I love trees. It doesn't strike me as incongruous that a woodworker would love trees, although some of my non-woodworking, tree-loving friends have commented on it, and some of my woodworking associates are at times taken aback by my enthusiasm. You see, I don't just love trees in the abstract, as most woodworkers do. Who wouldn't love the very idea of huge plants that make a material like wood to hold their leaves up in the sunlight so they can photosynthesize: a material that we can use to make furniture, utensils, tools, paper, houses? Yes, that's wonderful.
But when I say “I love trees” I also mean individual trees, as individuals. Walking in the woods of northern Wisconsin yesterday I ran into a bunch of trees with great . . . personality is really all I can say. Some of these trees I have known and loved for years; others I encountered for the first time on yesterday's walk. So I tried making a few portraits. Click through to see some of yesterday's images.

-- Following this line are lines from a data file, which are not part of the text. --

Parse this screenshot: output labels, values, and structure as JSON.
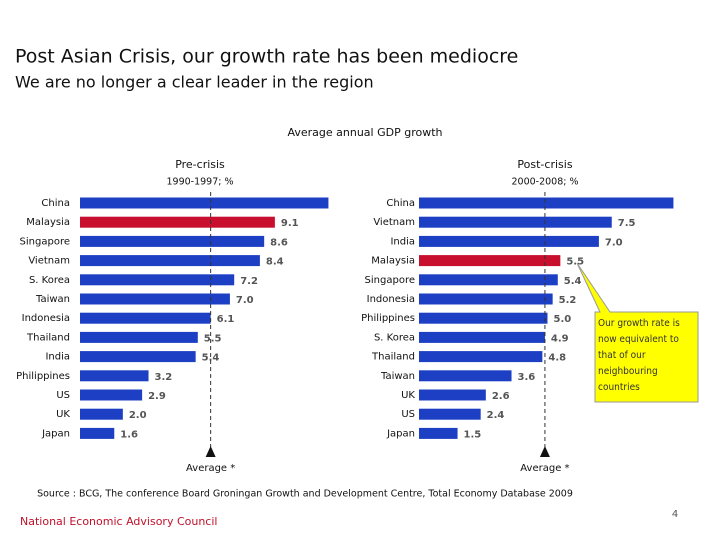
{
  "slide": {
    "title": "Post Asian Crisis, our growth rate has been mediocre",
    "subtitle": "We are no longer a clear leader in the region",
    "header": "Average annual GDP growth",
    "callout": "Our growth rate is now equivalent to that of our neighbouring countries",
    "source": "Source : BCG, The conference Board Groningan Growth and Development Centre, Total Economy Database 2009",
    "footer": "National Economic Advisory Council",
    "page": "4"
  },
  "chart_data": [
    {
      "type": "bar",
      "orientation": "horizontal",
      "title": "Pre-crisis",
      "subtitle": "1990-1997; %",
      "categories": [
        "China",
        "Malaysia",
        "Singapore",
        "Vietnam",
        "S. Korea",
        "Taiwan",
        "Indonesia",
        "Thailand",
        "India",
        "Philippines",
        "US",
        "UK",
        "Japan"
      ],
      "values": [
        11.6,
        9.1,
        8.6,
        8.4,
        7.2,
        7.0,
        6.1,
        5.5,
        5.4,
        3.2,
        2.9,
        2.0,
        1.6
      ],
      "value_labels": [
        null,
        "9.1",
        "8.6",
        "8.4",
        "7.2",
        "7.0",
        "6.1",
        "5.5",
        "5.4",
        "3.2",
        "2.9",
        "2.0",
        "1.6"
      ],
      "colors": [
        "#1c3fc4",
        "#c8102e",
        "#1c3fc4",
        "#1c3fc4",
        "#1c3fc4",
        "#1c3fc4",
        "#1c3fc4",
        "#1c3fc4",
        "#1c3fc4",
        "#1c3fc4",
        "#1c3fc4",
        "#1c3fc4",
        "#1c3fc4"
      ],
      "xlim": [
        0,
        12
      ],
      "average": 6.1,
      "average_label": "Average *"
    },
    {
      "type": "bar",
      "orientation": "horizontal",
      "title": "Post-crisis",
      "subtitle": "2000-2008; %",
      "categories": [
        "China",
        "Vietnam",
        "India",
        "Malaysia",
        "Singapore",
        "Indonesia",
        "Philippines",
        "S. Korea",
        "Thailand",
        "Taiwan",
        "UK",
        "US",
        "Japan"
      ],
      "values": [
        9.9,
        7.5,
        7.0,
        5.5,
        5.4,
        5.2,
        5.0,
        4.9,
        4.8,
        3.6,
        2.6,
        2.4,
        1.5
      ],
      "value_labels": [
        null,
        "7.5",
        "7.0",
        "5.5",
        "5.4",
        "5.2",
        "5.0",
        "4.9",
        "4.8",
        "3.6",
        "2.6",
        "2.4",
        "1.5"
      ],
      "colors": [
        "#1c3fc4",
        "#1c3fc4",
        "#1c3fc4",
        "#c8102e",
        "#1c3fc4",
        "#1c3fc4",
        "#1c3fc4",
        "#1c3fc4",
        "#1c3fc4",
        "#1c3fc4",
        "#1c3fc4",
        "#1c3fc4",
        "#1c3fc4"
      ],
      "xlim": [
        0,
        10
      ],
      "average": 4.9,
      "average_label": "Average *"
    }
  ]
}
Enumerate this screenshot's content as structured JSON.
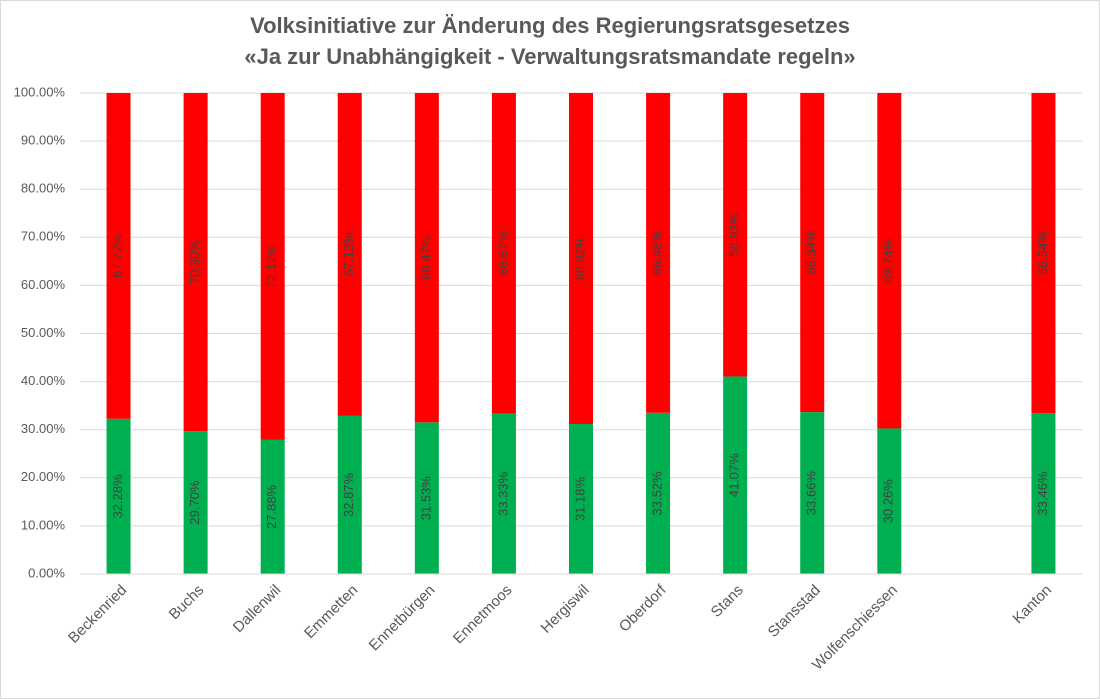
{
  "chart_data": {
    "type": "stacked-bar",
    "title": [
      "Volksinitiative zur Änderung des Regierungsratsgesetzes",
      "«Ja zur Unabhängigkeit - Verwaltungsratsmandate regeln»"
    ],
    "categories": [
      "Beckenried",
      "Buchs",
      "Dallenwil",
      "Emmetten",
      "Ennetbürgen",
      "Ennetmoos",
      "Hergiswil",
      "Oberdorf",
      "Stans",
      "Stansstad",
      "Wolfenschiessen",
      null,
      "Kanton"
    ],
    "series": [
      {
        "color": "#00b050",
        "values": [
          32.28,
          29.7,
          27.88,
          32.87,
          31.53,
          33.33,
          31.18,
          33.52,
          41.07,
          33.66,
          30.26,
          null,
          33.46
        ],
        "value_labels": [
          "32.28%",
          "29.70%",
          "27.88%",
          "32.87%",
          "31.53%",
          "33.33%",
          "31.18%",
          "33.52%",
          "41.07%",
          "33.66%",
          "30.26%",
          null,
          "33.46%"
        ]
      },
      {
        "color": "#ff0000",
        "values": [
          67.72,
          70.3,
          72.12,
          67.13,
          68.47,
          66.67,
          68.82,
          66.48,
          58.93,
          66.34,
          69.74,
          null,
          66.54
        ],
        "value_labels": [
          "67.72%",
          "70.30%",
          "72.12%",
          "67.13%",
          "68.47%",
          "66.67%",
          "68.82%",
          "66.48%",
          "58.93%",
          "66.34%",
          "69.74%",
          null,
          "66.54%"
        ]
      }
    ],
    "ylim": [
      0,
      100
    ],
    "yticks": [
      {
        "value": 0,
        "label": "0.00%"
      },
      {
        "value": 10,
        "label": "10.00%"
      },
      {
        "value": 20,
        "label": "20.00%"
      },
      {
        "value": 30,
        "label": "30.00%"
      },
      {
        "value": 40,
        "label": "40.00%"
      },
      {
        "value": 50,
        "label": "50.00%"
      },
      {
        "value": 60,
        "label": "60.00%"
      },
      {
        "value": 70,
        "label": "70.00%"
      },
      {
        "value": 80,
        "label": "80.00%"
      },
      {
        "value": 90,
        "label": "90.00%"
      },
      {
        "value": 100,
        "label": "100.00%"
      }
    ],
    "grid": true
  }
}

Witch's broom. Who's riding it?
Where the Ice Age Trail will eventually cross an intermittent stream.
A pair of elusive shagbark maples enjoying some early spring sun.
Heartbreaking - - a magnificent old tamarack recently died and the white flecks are some fungus erupting from the corpse.

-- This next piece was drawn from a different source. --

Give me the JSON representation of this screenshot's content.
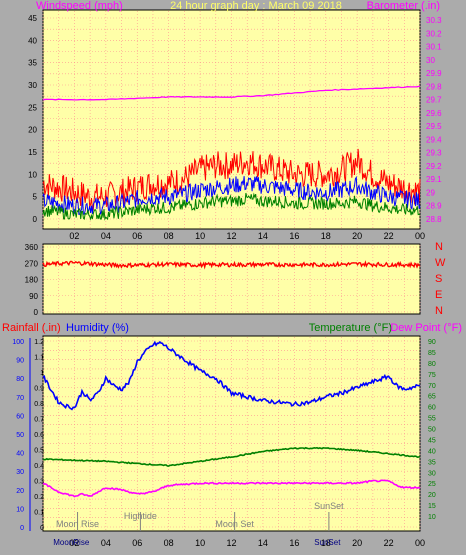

A white cedar watches over a group of young black ash as they encircle the last ice in the pothole where they live.
Speaking of young black ash!
Another youngster . . . actually don't let the youthful look fool you. Hemlocks can wait a long, long time in the shade for their chance to get some real sunshine. The white birch in the background may in fact be half the age of the hemlock, but it's in decline and won't be around many more years.
I've photographed this yellow birch before, with snow stuck in its bark.